Bagikan:

JAKARTA - Pembentukan bursa karbon kini memasuki fase yang sangat menentukan. Setelah pengesahan UU PPSK (Pengembangan dan Penguatan Sektor Keuangan), diharapkan aturan teknis bursa karbon dirilis dalam waktu dekat.

Urgensi perangkat aturan bursa karbon dapat mempercepat dampak positif dari potensi ekonomi hijau berbasis alam atau carbon credit potential.

Direktur Eksekutif Celios Bhima Yudhistira mengatakan, bursa karbon sangat diperlukan dalam mendukung percepatan target Net Zero Emission (NZE) pada 2050 karena sektor yang memiliki unit karbon positif akan mendapat insentif dari skema perdagangan karbon.

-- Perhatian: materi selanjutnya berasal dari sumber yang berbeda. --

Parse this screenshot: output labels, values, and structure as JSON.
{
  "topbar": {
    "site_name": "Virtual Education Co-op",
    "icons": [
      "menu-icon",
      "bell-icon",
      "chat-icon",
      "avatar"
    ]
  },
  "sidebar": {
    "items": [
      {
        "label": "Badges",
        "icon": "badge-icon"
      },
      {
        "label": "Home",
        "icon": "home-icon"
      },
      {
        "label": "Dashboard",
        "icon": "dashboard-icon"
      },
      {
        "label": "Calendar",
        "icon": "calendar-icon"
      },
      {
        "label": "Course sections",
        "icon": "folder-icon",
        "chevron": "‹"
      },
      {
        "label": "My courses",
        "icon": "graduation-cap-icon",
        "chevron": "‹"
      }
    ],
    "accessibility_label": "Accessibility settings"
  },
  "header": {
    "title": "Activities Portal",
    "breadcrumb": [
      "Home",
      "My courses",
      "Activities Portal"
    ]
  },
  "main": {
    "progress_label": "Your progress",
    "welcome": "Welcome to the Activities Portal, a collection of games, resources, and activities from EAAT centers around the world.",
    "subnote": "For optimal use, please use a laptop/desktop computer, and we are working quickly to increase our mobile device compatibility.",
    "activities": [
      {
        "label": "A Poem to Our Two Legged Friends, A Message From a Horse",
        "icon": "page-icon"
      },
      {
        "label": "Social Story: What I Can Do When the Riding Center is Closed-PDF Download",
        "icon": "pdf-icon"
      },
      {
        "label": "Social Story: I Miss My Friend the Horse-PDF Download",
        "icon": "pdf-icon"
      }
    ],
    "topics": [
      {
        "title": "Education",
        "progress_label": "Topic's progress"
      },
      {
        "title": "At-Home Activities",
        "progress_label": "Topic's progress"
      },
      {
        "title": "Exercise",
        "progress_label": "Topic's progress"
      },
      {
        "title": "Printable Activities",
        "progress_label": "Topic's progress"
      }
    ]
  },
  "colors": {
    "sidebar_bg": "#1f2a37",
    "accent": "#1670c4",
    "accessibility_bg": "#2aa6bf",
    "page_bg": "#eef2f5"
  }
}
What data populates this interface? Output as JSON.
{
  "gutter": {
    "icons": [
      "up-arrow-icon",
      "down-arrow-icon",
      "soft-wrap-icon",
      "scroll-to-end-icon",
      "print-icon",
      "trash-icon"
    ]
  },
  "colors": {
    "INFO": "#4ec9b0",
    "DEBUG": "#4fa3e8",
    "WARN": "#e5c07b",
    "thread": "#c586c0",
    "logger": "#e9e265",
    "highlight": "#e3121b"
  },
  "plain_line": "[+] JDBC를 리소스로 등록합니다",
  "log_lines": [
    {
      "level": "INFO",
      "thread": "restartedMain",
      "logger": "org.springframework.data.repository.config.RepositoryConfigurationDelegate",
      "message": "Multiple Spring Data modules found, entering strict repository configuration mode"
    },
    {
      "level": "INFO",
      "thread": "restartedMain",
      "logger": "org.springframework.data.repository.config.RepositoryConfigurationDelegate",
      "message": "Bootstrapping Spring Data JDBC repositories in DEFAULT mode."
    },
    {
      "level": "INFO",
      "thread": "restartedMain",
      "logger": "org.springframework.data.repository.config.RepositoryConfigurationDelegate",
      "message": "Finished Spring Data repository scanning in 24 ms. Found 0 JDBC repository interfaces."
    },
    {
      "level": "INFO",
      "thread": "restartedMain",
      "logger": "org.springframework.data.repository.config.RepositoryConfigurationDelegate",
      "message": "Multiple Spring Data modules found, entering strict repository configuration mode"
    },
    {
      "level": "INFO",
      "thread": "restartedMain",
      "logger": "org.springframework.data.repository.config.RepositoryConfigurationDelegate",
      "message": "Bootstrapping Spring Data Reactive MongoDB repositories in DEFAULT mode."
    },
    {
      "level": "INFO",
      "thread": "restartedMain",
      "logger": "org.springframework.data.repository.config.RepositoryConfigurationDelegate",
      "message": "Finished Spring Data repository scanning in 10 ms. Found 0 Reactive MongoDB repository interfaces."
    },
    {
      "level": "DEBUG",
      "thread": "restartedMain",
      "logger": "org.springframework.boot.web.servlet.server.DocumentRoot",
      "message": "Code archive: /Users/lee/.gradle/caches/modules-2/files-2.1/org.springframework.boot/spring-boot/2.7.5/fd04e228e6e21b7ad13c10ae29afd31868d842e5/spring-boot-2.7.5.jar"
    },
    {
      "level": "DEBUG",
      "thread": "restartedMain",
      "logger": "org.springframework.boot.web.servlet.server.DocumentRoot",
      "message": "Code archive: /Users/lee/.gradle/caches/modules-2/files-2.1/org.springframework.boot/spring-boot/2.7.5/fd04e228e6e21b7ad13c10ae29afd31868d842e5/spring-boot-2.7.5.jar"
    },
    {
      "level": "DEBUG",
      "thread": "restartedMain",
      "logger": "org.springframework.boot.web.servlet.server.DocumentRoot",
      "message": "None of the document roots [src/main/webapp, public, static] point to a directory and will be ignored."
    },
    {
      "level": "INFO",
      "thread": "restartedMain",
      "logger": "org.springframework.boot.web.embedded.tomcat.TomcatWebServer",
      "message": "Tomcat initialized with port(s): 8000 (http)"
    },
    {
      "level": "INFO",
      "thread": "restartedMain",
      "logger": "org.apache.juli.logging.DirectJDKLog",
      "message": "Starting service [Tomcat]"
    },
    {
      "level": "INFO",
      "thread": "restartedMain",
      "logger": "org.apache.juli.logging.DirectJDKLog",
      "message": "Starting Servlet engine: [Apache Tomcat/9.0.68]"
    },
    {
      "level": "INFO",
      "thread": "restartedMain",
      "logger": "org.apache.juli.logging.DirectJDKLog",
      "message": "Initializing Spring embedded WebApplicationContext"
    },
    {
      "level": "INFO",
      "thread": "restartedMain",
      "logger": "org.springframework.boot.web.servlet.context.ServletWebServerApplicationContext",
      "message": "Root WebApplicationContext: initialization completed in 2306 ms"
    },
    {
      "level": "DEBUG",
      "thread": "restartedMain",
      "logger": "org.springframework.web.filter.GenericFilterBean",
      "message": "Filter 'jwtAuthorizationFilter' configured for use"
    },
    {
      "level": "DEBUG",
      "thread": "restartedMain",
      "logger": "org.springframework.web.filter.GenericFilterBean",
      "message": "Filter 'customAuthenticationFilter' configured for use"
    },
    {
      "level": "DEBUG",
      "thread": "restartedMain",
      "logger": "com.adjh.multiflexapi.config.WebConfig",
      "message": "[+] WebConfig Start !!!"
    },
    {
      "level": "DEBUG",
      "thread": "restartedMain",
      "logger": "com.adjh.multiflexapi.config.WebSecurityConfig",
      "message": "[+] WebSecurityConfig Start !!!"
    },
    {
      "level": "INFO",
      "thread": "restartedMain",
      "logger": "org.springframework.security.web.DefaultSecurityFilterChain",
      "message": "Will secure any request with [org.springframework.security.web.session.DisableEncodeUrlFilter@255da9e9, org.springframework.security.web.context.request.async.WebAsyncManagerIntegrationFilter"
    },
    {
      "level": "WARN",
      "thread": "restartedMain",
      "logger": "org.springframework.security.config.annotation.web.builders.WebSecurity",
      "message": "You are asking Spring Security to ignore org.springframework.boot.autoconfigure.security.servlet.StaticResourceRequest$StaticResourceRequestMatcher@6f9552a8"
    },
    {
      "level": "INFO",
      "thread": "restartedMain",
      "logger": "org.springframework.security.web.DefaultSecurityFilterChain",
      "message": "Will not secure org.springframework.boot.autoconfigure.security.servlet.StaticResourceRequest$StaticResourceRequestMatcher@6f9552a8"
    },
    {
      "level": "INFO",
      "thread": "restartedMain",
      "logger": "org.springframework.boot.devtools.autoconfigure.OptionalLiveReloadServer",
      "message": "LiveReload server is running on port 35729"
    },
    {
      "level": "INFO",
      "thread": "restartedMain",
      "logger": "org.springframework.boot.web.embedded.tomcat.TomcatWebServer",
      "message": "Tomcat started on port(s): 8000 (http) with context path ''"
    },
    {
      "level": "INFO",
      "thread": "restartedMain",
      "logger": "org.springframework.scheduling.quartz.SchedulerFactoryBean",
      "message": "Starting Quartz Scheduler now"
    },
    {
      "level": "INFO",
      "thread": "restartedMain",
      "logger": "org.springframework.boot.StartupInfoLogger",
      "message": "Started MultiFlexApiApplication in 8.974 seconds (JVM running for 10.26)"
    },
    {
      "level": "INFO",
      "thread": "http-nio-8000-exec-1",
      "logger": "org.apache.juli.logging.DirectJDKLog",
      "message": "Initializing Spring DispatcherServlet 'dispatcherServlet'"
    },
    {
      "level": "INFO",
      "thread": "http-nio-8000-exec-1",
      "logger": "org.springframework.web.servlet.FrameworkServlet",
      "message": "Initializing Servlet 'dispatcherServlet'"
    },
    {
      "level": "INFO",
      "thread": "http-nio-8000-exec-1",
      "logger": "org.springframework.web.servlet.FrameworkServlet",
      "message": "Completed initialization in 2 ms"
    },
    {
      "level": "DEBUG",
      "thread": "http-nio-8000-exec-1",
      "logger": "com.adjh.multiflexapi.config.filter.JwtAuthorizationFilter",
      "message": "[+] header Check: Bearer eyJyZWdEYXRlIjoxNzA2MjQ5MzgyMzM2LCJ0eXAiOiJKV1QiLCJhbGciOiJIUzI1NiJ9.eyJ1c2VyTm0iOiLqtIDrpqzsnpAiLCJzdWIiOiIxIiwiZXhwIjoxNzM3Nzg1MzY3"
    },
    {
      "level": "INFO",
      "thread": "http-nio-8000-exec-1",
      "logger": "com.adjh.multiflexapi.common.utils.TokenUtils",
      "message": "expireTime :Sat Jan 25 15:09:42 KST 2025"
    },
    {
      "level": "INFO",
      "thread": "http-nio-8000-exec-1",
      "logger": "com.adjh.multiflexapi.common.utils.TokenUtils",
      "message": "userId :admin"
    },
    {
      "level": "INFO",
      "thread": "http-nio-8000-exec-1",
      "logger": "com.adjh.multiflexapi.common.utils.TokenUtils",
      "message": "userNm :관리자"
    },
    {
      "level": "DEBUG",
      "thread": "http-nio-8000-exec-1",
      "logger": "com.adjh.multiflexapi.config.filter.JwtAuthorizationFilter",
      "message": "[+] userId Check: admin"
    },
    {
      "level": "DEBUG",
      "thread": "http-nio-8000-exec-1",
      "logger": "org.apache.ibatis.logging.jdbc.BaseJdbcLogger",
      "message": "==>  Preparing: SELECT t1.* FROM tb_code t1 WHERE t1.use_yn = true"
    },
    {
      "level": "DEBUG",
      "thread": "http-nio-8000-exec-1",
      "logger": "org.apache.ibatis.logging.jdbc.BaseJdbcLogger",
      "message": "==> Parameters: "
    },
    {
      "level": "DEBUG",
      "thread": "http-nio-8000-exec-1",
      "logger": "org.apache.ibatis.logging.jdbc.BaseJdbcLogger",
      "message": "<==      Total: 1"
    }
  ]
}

"Mekanisme bursa karbon memang sudah lama ditunggu, tentunya kualitas dari pengaturan teknis penyelenggara bursa karbon menjadi penting," kata Bhima lewat keterangan tertulis yang diterima VOI, Selasa, 18 April.

Selain itu, dibentuknya bursa karbon mampu meningkatkan validasi data yang lebih akurat, serta real-time basis transaksi karbon. Di beberapa negara yang telah menjalankan bursa karbon, sisi positif pembentukan bursa karbon membantu penentuan harga acuan unit karbon yang apple to apple terhadap standar global.

Berkaitan dengan standar acuan bursa karbon di beberapa negara, bentuk penyelenggara bursa karbon yang ideal perlu dipisah dengan bursa efek. Sebagai contoh, penyelenggara bursa karbon di AS adalah Intercontinental Exchange (ICE), sementara untuk bursa efek terdapat New York Stock Exchange (NYSE) dan Nasdaq.

Bhima juga mengungkapkan, pentingnya pengaturan bursa karbon dalam RPOJK (Rancangan Peraturan OJK) memberikan level of playing field atau ruang kompetisi yang adil kepada setiap penyelenggara yang ingin terlibat.

"Secara ekosistem dan best practices, aturan main di bursa karbon sudah selayaknya dibuat berbeda dengan bursa efek. Oleh karena itu, menjadi aneh kalau ada wacana peraturan khusus, yang mana bursa efek bisa otomatis jadi penyelenggara bursa karbon," ujarnya.

Padahal, kata Bhima, dalam Pasal 24 UU PPSK disebutkan bahwa bursa karbon hanya dapat diselenggarakan oleh penyelenggara yang mendapat izin usaha OJK, bukan otomatis berasal dari penyelenggara bursa efek.

"Kami perlu memastikan aturan teknis, khususnya dalam perizinan usaha, bursa karbon tidak ekslusif hanya untuk bursa efek, tetapi terbuka bagi penyelenggara lainnya," ungkapnya.

Salah satu perbedaan yang paling jelas didalam bursa karbon terdapat penjual/pembeli dan pedagang karbon, sementara bursa efek lebih berperan memfasilitasi investor dengan emiten.

Ekonom itu mengatakan, fungsi bursa karbon sebagai price discovery (penemuan harga acuan karbon), sementara bursa efek memiliki fungsi pencarian dana bagi emiten.

Usulan bursa efek menjadi penyelenggara bursa karbon menimbulkan beragam pertanyaan besar terhadap desain bursa karbon dan efektivitas perdagangan karbon di Indonesia.

"OJK pun perlu hati-hati dalam merumuskan aturan penyelenggara bursa karbon. Kami tentu melihat bahwa pemain bursa karbon ke depan bisa muncul perusahaan teknologi sebagai penyelenggara yang bukan bagian dari bursa efek. Inovasi yang muncul di ekosistem bursa karbon perlu difasilitasi oleh OJK," jelas Bhima.

"Khawatir jika dibatasi hanya bursa efek yang otomatis menjadi penyelenggara bursa karbon akan menghambat laju inovasi dan kedalaman pasar karbon, karena kebingungan dari mekanisme bursa karbon menjadi disinsentif bagi pelaku pasar yang ingin terlibat," pungkasnya.